Die Braut des Magiers ist so ein Manga, der mich nicht vom ersten Band an begeistert hat. Der Einstieg ist ok aber irgendwie wollte der Funke nicht überschlagen. Da ich die Reihe aber bei der lieben Sapamo ausliehen darf, bin ich drangebleiben und mittlerweile freue ich mich über jeden neuen Band.

Chise ist ein Mädchen, dass im Laufe der Bände eine tolle Entwicklung durchmacht. Dabei trifft sie auch mal falsche Entscheidungen und muss aus ihren Fehlern lernen. Vor allem, dass sie ihr eigenes Leben schätzen lernen muss. Ich fiebere mittlerweile bei jedem ihrer Abenteuer mit.

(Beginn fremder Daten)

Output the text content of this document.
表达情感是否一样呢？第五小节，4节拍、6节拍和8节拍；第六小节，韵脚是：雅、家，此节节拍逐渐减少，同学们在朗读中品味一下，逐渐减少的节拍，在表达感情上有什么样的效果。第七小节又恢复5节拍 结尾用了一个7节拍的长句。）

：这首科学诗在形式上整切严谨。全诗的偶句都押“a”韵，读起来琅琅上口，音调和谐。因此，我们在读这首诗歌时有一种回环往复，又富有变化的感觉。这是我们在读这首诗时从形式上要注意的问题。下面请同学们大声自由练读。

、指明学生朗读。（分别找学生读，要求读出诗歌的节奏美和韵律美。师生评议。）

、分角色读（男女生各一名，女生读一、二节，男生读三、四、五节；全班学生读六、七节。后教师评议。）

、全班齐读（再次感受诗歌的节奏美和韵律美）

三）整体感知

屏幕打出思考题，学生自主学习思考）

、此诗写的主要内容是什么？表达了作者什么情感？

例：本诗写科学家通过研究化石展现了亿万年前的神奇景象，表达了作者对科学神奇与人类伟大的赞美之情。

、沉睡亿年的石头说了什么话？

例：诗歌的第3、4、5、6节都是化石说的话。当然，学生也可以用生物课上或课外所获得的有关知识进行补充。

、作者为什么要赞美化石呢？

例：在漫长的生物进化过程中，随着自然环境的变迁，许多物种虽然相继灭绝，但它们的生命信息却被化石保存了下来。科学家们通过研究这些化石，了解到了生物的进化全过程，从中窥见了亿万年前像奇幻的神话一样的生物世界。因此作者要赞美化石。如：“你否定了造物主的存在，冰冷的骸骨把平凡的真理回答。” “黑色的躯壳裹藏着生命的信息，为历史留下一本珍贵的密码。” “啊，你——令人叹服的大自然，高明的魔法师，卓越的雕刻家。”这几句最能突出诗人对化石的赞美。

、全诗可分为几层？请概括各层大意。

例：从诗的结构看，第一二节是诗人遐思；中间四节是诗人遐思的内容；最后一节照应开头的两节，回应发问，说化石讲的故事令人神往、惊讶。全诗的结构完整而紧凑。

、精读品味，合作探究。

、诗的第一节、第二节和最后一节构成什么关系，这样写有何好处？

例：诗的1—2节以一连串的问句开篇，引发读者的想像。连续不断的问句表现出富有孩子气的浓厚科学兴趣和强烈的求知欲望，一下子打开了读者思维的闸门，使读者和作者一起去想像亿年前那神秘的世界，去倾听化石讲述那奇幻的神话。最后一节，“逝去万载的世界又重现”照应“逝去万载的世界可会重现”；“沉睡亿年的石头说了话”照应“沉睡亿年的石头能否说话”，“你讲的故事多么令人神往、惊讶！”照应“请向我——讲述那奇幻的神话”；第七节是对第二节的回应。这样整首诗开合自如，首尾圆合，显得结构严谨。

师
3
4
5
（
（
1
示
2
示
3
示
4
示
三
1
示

Elias ist hingegen eine sehr faszinierende Figur. Anfangs dachte ich, er ist allwissend, machtvoll und bildet daher Chise aus. Macht besitzt er aber er ist auf menschlicher Ebene wie ein kleines Kind. Kennt also die Umgänge unter den Menschen nicht, weswegen für ihn auch Braut etwas ganz anderes darstellt als Chise. Schon witzig, wie daher der komplette Anfang in ein ganz anderes Licht gerückt wird, wenn man liest, dass ein Mann ein Mädchen auf einem Sklavenmarkt kauft. Das klingt erst Mal total hart, doch wenn man sich auf die Geschichte einlässt, bekommt derjenige oder diejenige eine magische Selbstfindungsreise.

Die Zeichnungen werden im Laufe der Bände auch sicherer und für mich persönlich auch ansprechender. Elias Design gefiel mir aber ab dem ersten Band. Er erinnert mich immer an einen Wendigo. Sehr schön finde ich, dass im Laufe der Reihe viele andere magische, mythologische Wesen des britischen Kontinentes auftauchen und vor allem auch erklärt werden.

Mal sehen wie die Geschichte zu Ende gehen wird, denn noch ganz sehr viel im Leben von Chise und Co. passieren.